There are 3 times as many active email accounts in the world than Facebook and Twitter accounts combined. In fact, all the messages on Facebook and Twitter make up just 0.2% of the number of emails sent each day (and that’s not including spam messages!). People are more likely to have an email account and send/receive way more messages through email than social media. [ref]
Every time you launch a new series you should email people (at least once if not multiple times) and remind them about the launch of the new series. These emails can contain the information that we’ve talked about above including a PDF of the invite card, links to a series trailer and the request to “like, comment and share” social media posts. The emails should be “call to action” oriented asking people to invite their friends rather than information oriented where they just tell people about the change in series.
5 Facts Every Church Leader Should Know About Email as a Communication Tool
- 33% of email recipients open email based on the subject line alone. (Convince & Convert)
- 7 in 10 people say they made use of a coupon or discount from a marketing email in the previous week. (Blue Kangaroo)
- 27% of consumers were more likely to say their favorite companies should invest in more email. (ExactTarget)
- 64% of decision-makers read their email via mobile devices. (TopRank)
- 1 in 2 marketers use animated gifs in their email campaigns. (Experian)
5) A Personal Ask From a Trusted Leader
Ultimately, the best way to improve the invite culture in your church is to ask people directly to invite their friends. Find ways to ensure that it’s “on the lips” of your leaders. Having them ask people to invite their friends every time you launch a new series is important.
The most obvious example of this direct ask is from the primary teacher at your church. The preacher for the upcoming series needs to take time before the series launches to ask people to invite their friends. It’s important that the leaders of the church are seen as excited for the new series and invested in seeing people come to the church.
Key to the personal invite is sharing (in a safe way) who the leaders will be inviting to the series. This needs to be done tastefully when it’s done publicly, so whomever the leader invites isn’t seen as a “project.” When leaders identify who they are inviting it helps model for the community who they should reach out to. Like in so many other areas of leadership, people will only follow us to places we’re willing to go. If we aren’t inviting our unchurched friends to join us … you can bet that our people won’t be doing it either.
4 Ways to Integrate Personal Asks for Invites Before Every Series That Aren’t Announcements
- Team Huddles // Ask your team leaders to share about whom they are inviting to the next series with the group and then pray for the invited people.

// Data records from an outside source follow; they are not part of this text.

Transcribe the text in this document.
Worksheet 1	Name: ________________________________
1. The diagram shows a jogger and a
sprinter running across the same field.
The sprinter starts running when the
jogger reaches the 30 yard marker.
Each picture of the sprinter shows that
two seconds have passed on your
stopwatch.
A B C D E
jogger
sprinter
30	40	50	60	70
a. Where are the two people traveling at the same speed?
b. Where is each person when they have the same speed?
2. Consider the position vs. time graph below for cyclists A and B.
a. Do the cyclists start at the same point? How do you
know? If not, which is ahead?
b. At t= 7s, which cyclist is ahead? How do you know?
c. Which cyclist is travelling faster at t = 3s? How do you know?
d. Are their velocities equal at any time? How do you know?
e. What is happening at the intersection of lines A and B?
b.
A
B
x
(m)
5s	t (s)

- Email Chain // Have your team email 10 people in the church and share whom they are inviting for the launch of the series … and ask the 10 people to share whom they are inviting.
- Group Leader Texts // Ask your group leaders to do a “group text” sharing whom they are inviting for the series. Ask the small group members to come to the next meeting with the names of people they are thinking about inviting.
- In-Service Prayer Experience // Design a part of the service that has people committing to ask someone to attend the new series and then pray for those potential invitees. Writing names on a card and bringing to the front might be great!
Invest & Invite Still Matters
Asking your church to invest in the lives of the people in their spheres of influence and then invite those same people to church is a core discipleship function.
Engaging people in making an impact in their community through connecting with unchurched people and then inviting those people to connect with your church is like any other growth area in that it needs to be modeled, taught and celebrated.
Rather than seeing “inviting” as something that is done only for special days or by unique people, it needs to be woven into the life of the church.
How have you seen this encouragement modeled well in churches? We’d love to hear from you!